Gonna try to cook up something personal. It's amazing how people are now using regression models basically all the time and yet no-one uses these things on their own.

1 comments

I worked on a product which was the best ID reader in the world at the time 25 years ago. The OCR engine was based on Decision tree and "Random Forest" (I suspect the name did exist) with only 3 trees. It was very effective as a secret weapon of the competitiveness. I tried to train a NN with a framework called SNNS(Stuttgart Neural Network Simulator) as the 4th tree complement to the existing 3.

Today, hand writing OCR is a "hello world" sample in Tensorflow.

That's awesome and based on my experience I'm not shocked this went well. I'm not sure what the features would be in this but I am assuming they could be specific pixel combinations or other things which would be easily labeled in a few ways. I hope you had fun with it.
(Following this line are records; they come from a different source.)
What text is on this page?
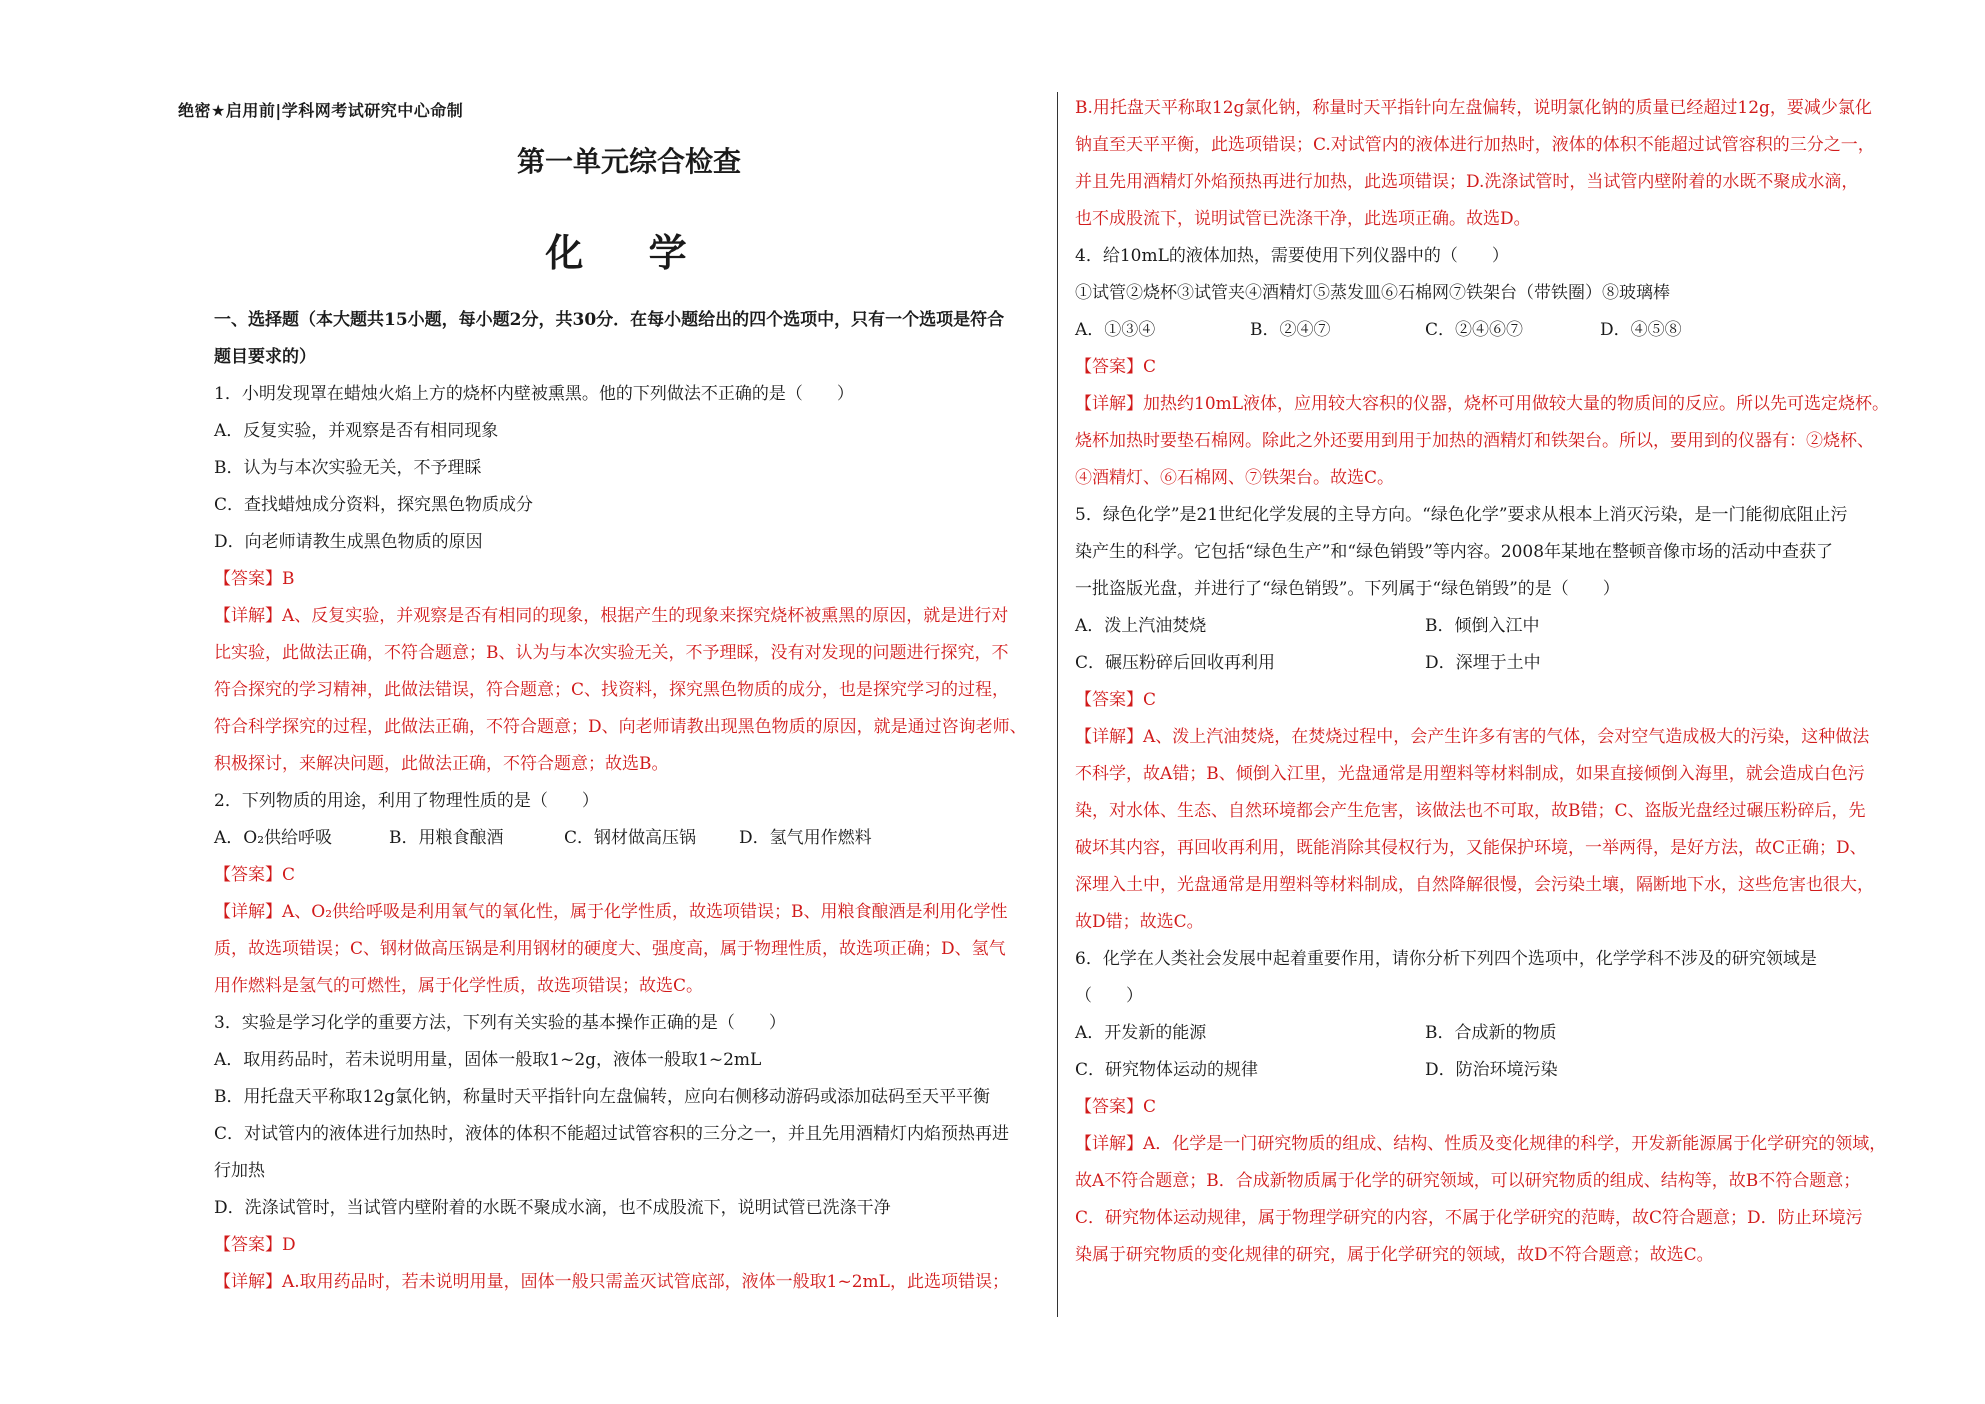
绝密★启用前|学科网考试研究中心命制
第一单元综合检查
化 学
一、选择题（本大题共15小题，每小题2分，共30分．在每小题给出的四个选项中，只有一个选项是符合
题目要求的）
1．小明发现罩在蜡烛火焰上方的烧杯内壁被熏黑。他的下列做法不正确的是（　　）
A．反复实验，并观察是否有相同现象
B．认为与本次实验无关，不予理睬
C．查找蜡烛成分资料，探究黑色物质成分
D．向老师请教生成黑色物质的原因
【答案】B
【详解】A、反复实验，并观察是否有相同的现象，根据产生的现象来探究烧杯被熏黑的原因，就是进行对
比实验，此做法正确，不符合题意；B、认为与本次实验无关，不予理睬，没有对发现的问题进行探究，不
符合探究的学习精神，此做法错误，符合题意；C、找资料，探究黑色物质的成分，也是探究学习的过程，
符合科学探究的过程，此做法正确，不符合题意；D、向老师请教出现黑色物质的原因，就是通过咨询老师、
积极探讨，来解决问题，此做法正确，不符合题意；故选B。
2．下列物质的用途，利用了物理性质的是（　　）
A．O₂供给呼吸	B．用粮食酿酒	C．钢材做高压锅	D．氢气用作燃料
【答案】C
【详解】A、O₂供给呼吸是利用氧气的氧化性，属于化学性质，故选项错误；B、用粮食酿酒是利用化学性
质，故选项错误；C、钢材做高压锅是利用钢材的硬度大、强度高，属于物理性质，故选项正确；D、氢气
用作燃料是氢气的可燃性，属于化学性质，故选项错误；故选C。
3．实验是学习化学的重要方法，下列有关实验的基本操作正确的是（　　）
A．取用药品时，若未说明用量，固体一般取1~2g，液体一般取1~2mL
B．用托盘天平称取12g氯化钠，称量时天平指针向左盘偏转，应向右侧移动游码或添加砝码至天平平衡
C．对试管内的液体进行加热时，液体的体积不能超过试管容积的三分之一，并且先用酒精灯内焰预热再进
行加热
D．洗涤试管时，当试管内壁附着的水既不聚成水滴，也不成股流下，说明试管已洗涤干净
【答案】D
【详解】A.取用药品时，若未说明用量，固体一般只需盖灭试管底部，液体一般取1~2mL，此选项错误；
B.用托盘天平称取12g氯化钠，称量时天平指针向左盘偏转，说明氯化钠的质量已经超过12g，要减少氯化
钠直至天平平衡，此选项错误；C.对试管内的液体进行加热时，液体的体积不能超过试管容积的三分之一，
并且先用酒精灯外焰预热再进行加热，此选项错误；D.洗涤试管时，当试管内壁附着的水既不聚成水滴，
也不成股流下，说明试管已洗涤干净，此选项正确。故选D。
4．给10mL的液体加热，需要使用下列仪器中的（　　）
①试管②烧杯③试管夹④酒精灯⑤蒸发皿⑥石棉网⑦铁架台（带铁圈）⑧玻璃棒
A．①③④	B．②④⑦	C．②④⑥⑦	D．④⑤⑧
【答案】C
【详解】加热约10mL液体，应用较大容积的仪器，烧杯可用做较大量的物质间的反应。所以先可选定烧杯。
烧杯加热时要垫石棉网。除此之外还要用到用于加热的酒精灯和铁架台。所以，要用到的仪器有：②烧杯、
④酒精灯、⑥石棉网、⑦铁架台。故选C。
5．绿色化学”是21世纪化学发展的主导方向。“绿色化学”要求从根本上消灭污染，是一门能彻底阻止污
染产生的科学。它包括“绿色生产”和“绿色销毁”等内容。2008年某地在整顿音像市场的活动中查获了
一批盗版光盘，并进行了“绿色销毁”。下列属于“绿色销毁”的是（　　）
A．泼上汽油焚烧	B．倾倒入江中
C．碾压粉碎后回收再利用	D．深埋于土中
【答案】C
【详解】A、泼上汽油焚烧，在焚烧过程中，会产生许多有害的气体，会对空气造成极大的污染，这种做法
不科学，故A错；B、倾倒入江里，光盘通常是用塑料等材料制成，如果直接倾倒入海里，就会造成白色污
染，对水体、生态、自然环境都会产生危害，该做法也不可取，故B错；C、盗版光盘经过碾压粉碎后，先
破坏其内容，再回收再利用，既能消除其侵权行为，又能保护环境，一举两得，是好方法，故C正确；D、
深埋入土中，光盘通常是用塑料等材料制成，自然降解很慢，会污染土壤，隔断地下水，这些危害也很大，
故D错；故选C。
6．化学在人类社会发展中起着重要作用，请你分析下列四个选项中，化学学科不涉及的研究领域是
（　　）
A．开发新的能源	B．合成新的物质
C．研究物体运动的规律	D．防治环境污染
【答案】C
【详解】A．化学是一门研究物质的组成、结构、性质及变化规律的科学，开发新能源属于化学研究的领域，
故A不符合题意；B．合成新物质属于化学的研究领域，可以研究物质的组成、结构等，故B不符合题意；
C．研究物体运动规律，属于物理学研究的内容，不属于化学研究的范畴，故C符合题意；D．防止环境污
染属于研究物质的变化规律的研究，属于化学研究的领域，故D不符合题意；故选C。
My previous project was far from that. https://healthverity.com/audience-manager/

I had a lot of fun, really the last fun project I've had. I hope you had fun as well.

And I still can't find a big NN model which reads historical handwriting well.
in the interest of understanding, is there any code or similar for the approach? does that OCR run anywhere today?
The technology was developed by my predecessor during late 90s when microprocessors was much less powerful, and the resolution of image sensor was low. The relatively high accuracy based on those conditions was a critical factor to use Decision Tree as OCR engine. It's used till 2007 when I left my company.

I don't think it would survive afterwards due to quick change in technology. Even the desktop OCR applications at the time didn't use Decision Tree because the CPU was much more powerful. The DT OCR engine was competitive only under special use case.